Wednesday, September 23, 2015

Train Wreck

You are fearfully & wonderfully made- Psalm 139:14



We've all had those moments in time that are awesome and those that we are defeated.  This week finds me barreling down in defeat ready to crash and burn.  I feel like a "train wreck" that is going to inevitably happen.  I just don't know when.

I've been walking in faith & confidence with the Lord since my January diagnosis of ovarian cancer.  It was only stage one, one.  They caught it early on.  And, the grapefruit sized mass that burst as they were trying to get it out that had cancer cells?  Well, I've walked on faith and confidence that God was going to extinguish those cells.  In the past month I've found that I've got pre-cancerous cells in my intestines, probs with my bladder, and need another mammogram.  My insurance company won't cover some of my newbie meds I'm on....they changed their formulary. And, the cost of our insurance has doubled this spring. If  I'm honest most days I have times where I've got fear that runs through me. 

Last week & this one have been particularly rough.  I walked in faith and confidence when I told them at the Cancer Institute I couldn't pay the $150 for the mammogram but I could do it in two weeks. I cancelled last week's mammogram because I needed the money to pay for brakes on the jeep. I walked in faith and confidence when I looked at our bank account and realized that it was either the mortgage or my meds.  And, neither has been done.  I just can't seem to push the button on which to do.

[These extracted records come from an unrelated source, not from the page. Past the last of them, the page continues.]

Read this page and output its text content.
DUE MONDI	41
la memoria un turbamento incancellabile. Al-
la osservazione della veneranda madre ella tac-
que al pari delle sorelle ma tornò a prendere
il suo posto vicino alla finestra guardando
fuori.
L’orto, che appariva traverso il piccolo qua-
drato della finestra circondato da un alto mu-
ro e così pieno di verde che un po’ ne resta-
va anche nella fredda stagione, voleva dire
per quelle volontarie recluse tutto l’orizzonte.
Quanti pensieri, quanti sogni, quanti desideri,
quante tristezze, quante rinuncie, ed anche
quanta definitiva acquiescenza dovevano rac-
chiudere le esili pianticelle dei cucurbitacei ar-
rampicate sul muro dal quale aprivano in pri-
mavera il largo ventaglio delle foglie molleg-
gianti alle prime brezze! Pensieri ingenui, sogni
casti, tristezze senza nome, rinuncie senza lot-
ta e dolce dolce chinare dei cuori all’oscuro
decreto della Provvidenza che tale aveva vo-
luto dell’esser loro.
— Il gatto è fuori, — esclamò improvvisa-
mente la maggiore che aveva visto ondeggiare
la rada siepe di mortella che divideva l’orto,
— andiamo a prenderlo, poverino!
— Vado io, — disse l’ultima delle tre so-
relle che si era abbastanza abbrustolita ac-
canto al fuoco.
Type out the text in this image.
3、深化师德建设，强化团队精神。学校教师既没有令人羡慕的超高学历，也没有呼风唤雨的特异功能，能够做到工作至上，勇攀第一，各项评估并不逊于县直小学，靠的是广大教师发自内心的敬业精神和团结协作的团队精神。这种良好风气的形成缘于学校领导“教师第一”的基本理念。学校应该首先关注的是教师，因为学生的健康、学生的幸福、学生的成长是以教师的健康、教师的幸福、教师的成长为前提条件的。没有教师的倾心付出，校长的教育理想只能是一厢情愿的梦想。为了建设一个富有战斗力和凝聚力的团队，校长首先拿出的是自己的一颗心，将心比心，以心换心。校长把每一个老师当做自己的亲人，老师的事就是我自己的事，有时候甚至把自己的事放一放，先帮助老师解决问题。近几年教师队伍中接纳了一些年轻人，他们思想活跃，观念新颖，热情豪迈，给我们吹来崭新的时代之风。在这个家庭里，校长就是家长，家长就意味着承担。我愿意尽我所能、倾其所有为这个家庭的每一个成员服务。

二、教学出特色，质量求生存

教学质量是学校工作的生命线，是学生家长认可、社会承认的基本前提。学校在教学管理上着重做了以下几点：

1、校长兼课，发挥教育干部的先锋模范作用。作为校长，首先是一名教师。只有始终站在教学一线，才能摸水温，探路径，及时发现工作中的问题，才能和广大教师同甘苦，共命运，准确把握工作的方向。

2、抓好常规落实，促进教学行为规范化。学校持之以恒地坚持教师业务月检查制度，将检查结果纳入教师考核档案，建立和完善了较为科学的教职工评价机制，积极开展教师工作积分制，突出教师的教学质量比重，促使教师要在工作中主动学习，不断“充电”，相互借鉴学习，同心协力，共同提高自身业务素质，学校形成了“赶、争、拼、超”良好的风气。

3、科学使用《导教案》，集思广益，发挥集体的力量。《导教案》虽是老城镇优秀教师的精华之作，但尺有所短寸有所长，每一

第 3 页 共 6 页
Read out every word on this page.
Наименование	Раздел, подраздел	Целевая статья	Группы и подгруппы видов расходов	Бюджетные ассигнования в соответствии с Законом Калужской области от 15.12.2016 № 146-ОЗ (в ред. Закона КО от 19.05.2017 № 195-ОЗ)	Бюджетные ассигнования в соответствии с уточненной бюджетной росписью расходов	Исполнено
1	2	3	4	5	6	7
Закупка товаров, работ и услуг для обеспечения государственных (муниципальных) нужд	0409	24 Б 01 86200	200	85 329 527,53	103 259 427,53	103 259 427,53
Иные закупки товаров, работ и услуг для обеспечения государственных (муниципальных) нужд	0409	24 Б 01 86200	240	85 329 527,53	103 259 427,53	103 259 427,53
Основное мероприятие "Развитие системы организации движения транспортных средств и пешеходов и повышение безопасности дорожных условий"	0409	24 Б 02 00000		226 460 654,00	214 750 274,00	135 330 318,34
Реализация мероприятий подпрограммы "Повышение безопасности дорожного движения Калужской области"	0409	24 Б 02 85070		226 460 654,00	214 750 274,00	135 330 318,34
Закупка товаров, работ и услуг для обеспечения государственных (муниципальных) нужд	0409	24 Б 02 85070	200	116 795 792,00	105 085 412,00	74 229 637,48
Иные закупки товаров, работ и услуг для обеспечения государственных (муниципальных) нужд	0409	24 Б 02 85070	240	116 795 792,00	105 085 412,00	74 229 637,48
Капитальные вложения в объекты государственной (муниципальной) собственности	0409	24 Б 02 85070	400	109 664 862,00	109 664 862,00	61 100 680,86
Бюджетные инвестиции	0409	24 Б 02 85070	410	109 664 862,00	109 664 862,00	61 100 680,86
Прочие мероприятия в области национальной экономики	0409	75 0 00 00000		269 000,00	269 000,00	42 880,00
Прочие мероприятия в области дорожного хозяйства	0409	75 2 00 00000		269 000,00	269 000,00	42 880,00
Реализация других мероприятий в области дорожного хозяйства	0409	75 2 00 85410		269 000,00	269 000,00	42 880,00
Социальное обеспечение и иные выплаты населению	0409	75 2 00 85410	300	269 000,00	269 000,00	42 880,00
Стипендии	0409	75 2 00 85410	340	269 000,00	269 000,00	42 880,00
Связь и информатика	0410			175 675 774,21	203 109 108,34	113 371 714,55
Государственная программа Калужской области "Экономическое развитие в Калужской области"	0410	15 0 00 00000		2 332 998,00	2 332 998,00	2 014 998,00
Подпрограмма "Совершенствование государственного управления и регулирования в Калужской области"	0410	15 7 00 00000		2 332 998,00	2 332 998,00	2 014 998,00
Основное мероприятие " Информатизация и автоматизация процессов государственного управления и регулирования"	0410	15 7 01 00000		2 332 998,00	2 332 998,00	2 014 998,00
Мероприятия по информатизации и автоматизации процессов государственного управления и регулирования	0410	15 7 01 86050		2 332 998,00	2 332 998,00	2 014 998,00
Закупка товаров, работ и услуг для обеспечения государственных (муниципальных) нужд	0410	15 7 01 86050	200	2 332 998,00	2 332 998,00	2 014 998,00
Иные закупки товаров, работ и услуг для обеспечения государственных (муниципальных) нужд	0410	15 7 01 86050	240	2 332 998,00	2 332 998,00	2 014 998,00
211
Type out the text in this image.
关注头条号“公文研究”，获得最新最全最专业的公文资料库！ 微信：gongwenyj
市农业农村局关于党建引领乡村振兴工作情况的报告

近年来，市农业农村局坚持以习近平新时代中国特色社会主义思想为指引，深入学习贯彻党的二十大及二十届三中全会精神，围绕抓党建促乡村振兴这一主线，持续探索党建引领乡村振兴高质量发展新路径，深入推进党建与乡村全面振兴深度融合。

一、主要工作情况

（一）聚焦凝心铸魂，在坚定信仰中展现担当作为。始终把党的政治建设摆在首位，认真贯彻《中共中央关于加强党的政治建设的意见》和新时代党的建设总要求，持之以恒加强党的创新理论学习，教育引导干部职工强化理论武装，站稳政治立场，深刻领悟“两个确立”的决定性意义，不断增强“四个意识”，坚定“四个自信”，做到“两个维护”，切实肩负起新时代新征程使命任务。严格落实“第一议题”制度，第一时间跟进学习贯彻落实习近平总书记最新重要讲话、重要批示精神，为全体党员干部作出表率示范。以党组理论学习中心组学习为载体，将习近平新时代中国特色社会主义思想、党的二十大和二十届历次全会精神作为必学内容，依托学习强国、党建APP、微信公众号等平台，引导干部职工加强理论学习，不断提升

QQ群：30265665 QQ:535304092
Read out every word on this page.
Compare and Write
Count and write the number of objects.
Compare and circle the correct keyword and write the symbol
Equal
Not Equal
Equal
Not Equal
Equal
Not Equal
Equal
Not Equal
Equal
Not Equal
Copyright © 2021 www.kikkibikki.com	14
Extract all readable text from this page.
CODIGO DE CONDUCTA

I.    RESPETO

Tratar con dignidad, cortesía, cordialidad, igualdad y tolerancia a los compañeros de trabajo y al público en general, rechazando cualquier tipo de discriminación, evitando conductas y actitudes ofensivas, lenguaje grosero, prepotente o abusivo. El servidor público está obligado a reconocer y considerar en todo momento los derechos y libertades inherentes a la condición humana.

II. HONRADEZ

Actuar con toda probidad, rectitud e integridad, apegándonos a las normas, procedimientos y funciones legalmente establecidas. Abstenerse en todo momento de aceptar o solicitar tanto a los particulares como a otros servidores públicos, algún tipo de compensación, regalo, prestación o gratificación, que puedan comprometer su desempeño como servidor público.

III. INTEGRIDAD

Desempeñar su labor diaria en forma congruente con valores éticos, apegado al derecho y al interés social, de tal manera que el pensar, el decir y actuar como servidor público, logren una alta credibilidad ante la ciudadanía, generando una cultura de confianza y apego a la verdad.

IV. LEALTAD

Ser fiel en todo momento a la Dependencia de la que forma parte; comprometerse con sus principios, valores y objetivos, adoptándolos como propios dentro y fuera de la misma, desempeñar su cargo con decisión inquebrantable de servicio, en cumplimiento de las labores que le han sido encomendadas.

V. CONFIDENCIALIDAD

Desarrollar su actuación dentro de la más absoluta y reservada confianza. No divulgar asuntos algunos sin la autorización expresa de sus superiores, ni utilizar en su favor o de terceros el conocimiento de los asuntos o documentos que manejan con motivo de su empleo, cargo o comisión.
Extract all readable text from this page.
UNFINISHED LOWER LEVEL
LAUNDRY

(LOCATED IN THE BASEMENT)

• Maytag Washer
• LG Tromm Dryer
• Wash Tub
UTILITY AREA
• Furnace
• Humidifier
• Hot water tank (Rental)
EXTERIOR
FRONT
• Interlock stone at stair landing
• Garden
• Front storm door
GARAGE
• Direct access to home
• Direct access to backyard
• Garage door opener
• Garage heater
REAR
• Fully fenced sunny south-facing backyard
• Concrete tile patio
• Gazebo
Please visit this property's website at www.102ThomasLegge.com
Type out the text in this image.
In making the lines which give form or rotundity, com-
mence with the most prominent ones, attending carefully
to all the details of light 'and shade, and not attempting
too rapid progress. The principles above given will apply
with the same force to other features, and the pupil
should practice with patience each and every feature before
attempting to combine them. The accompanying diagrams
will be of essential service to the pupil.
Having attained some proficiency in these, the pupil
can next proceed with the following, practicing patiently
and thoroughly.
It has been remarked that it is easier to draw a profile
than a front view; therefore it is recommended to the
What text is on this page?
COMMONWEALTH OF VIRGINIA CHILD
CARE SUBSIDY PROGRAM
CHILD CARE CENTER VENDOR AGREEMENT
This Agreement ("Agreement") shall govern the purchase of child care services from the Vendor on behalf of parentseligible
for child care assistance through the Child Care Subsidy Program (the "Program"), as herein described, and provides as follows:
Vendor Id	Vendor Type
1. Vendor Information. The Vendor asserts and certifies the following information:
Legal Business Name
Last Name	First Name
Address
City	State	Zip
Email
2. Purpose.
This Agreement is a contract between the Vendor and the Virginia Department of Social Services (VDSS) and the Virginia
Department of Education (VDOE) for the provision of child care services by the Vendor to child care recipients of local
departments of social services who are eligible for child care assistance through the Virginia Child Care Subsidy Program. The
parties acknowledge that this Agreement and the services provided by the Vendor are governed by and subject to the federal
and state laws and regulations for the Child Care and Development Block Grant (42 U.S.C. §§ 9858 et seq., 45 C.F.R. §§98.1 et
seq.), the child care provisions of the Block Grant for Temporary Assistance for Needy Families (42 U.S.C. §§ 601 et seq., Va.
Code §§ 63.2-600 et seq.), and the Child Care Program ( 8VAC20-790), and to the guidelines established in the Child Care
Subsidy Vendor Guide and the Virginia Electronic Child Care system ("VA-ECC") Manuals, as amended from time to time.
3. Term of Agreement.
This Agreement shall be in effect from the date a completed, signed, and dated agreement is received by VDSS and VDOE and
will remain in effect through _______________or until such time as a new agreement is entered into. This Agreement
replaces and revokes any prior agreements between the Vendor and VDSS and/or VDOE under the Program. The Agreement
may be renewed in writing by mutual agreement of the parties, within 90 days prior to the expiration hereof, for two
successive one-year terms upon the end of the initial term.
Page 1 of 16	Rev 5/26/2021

This morning I don't feel great physically or spiritually.  I'm being trampled on.  And, I had this convo with God ; "You've got to see me through this. Every fiber of my being is screaming.  I don't have the time, money, or know how to make it all work.  I just want to feel better and walk in faith and confidence, Lord.  Why is it so hard?".  I was reminded of Psalm 139:14 "You are fearfully and wonderfully made". 

That caused me to sit back and cry even more.  Fear surrounds me and God is telling me how wonderful I am? Shoot, I've got fear of not making financial commitments.  Fear of not being able to afford to take care of my health.  Fear of not doing it all right.  Geez, Lord, I don't want to crash and burn.  I don't want to be reliant on others, I don't want to confide in others to bear my hurt, and I don't want to....and I stopped.  All those are the same don't want to's from last fall that I had, the same reservations. God seems to be laying on my heart to confide in others, ask for some help, and to cease  crying.  He wants me to walk in faith and confidence with others.

This week  I've had a person a day walk into my life that has been through cancer.  How weird is that?  They are strong, capable, and gave me some contacts to call.  They also told me to be my best advocate rather than my worst and challenged my walk in faith and confidence.  One of them told me, "I get walking with faith and confidence with the Lord. He designed you and I differently, Sherry, we've got cancer.  But we are smart and can be our best advocates and that is why you are walking this walk with God.  He wants you to fight, Sherry.  Make some calls, demand you get your meds, demand treatment, and tell them to bill you".

Ok, true confession.  I don't go around telling people I was diagnosed with ovarian cancer.  I don't tell them about the grapefruit sized cyst that burst with cancer cells going all over my body. I don't say that my spring mammogram had small cysts that they are watching.  I don't say my insurance doubled this spring and I couldn't afford to go to the cancer doc or get blood draws this summer because of it.  I don't talk about it because I've relied simply on God to know.  My own fam doesn't know the fear that I've got or frustration. 

Yeah, I'm smart & capable of making some calls to try to push to get some help but I if I say the word cancer I've got to admit it's there. That's a hard one.  I'd like to think it is gone because the ovaries and small cysts are gone.  But then there was the large mass that burst with the cancer cells that float throughout my body.  That is a hard one and my challenge this week.  Instead of forget about it and go on I need to  make some calls and get the ball rolling.Find out how I can get some help to afford my meds & mammogram.  I want to be the Sherry that God designed as "fearfully & wonderfully made".  Not the "train wreck" that cries each morning once her fam leaves the house.  Not the "train wreck" that gives it up to God each morning and night and then goes on and does nothing to help herself.

I'm praying this week that you take on the "train wreck" in your own world.  Whether that is calling the bill that hasn't been paid, making a doctor's appointment, or handling a situation with a co-worker.  We've all got potential "train wrecks" in our world.  I believe that we walk in faith & confidence in the Lord .  Because of that he created each of us smart & capable.  We are able to make calls, talk to people, and handle things in our lives that aren't perfect.  It's not fun or easy but he created us capable. I want to be walking proof of that.  This week I encourage all of you to get out there and do that same. Let's be walking proof that we are "fearfully & wonderfully made".

Peace be with you - Sherry

**I'm asking each of you prayer for my faith and confidence in the Lord today as I start making calls.  Allow me to have composure and articulate what my needs are. Allow me to find people that can help or direct my path.  And, that I feel like I'm "fearfully & wonderfully made" at the end of the day rather than a "train wreck".  Know I will be praying the same over my readers.  Peace be with you.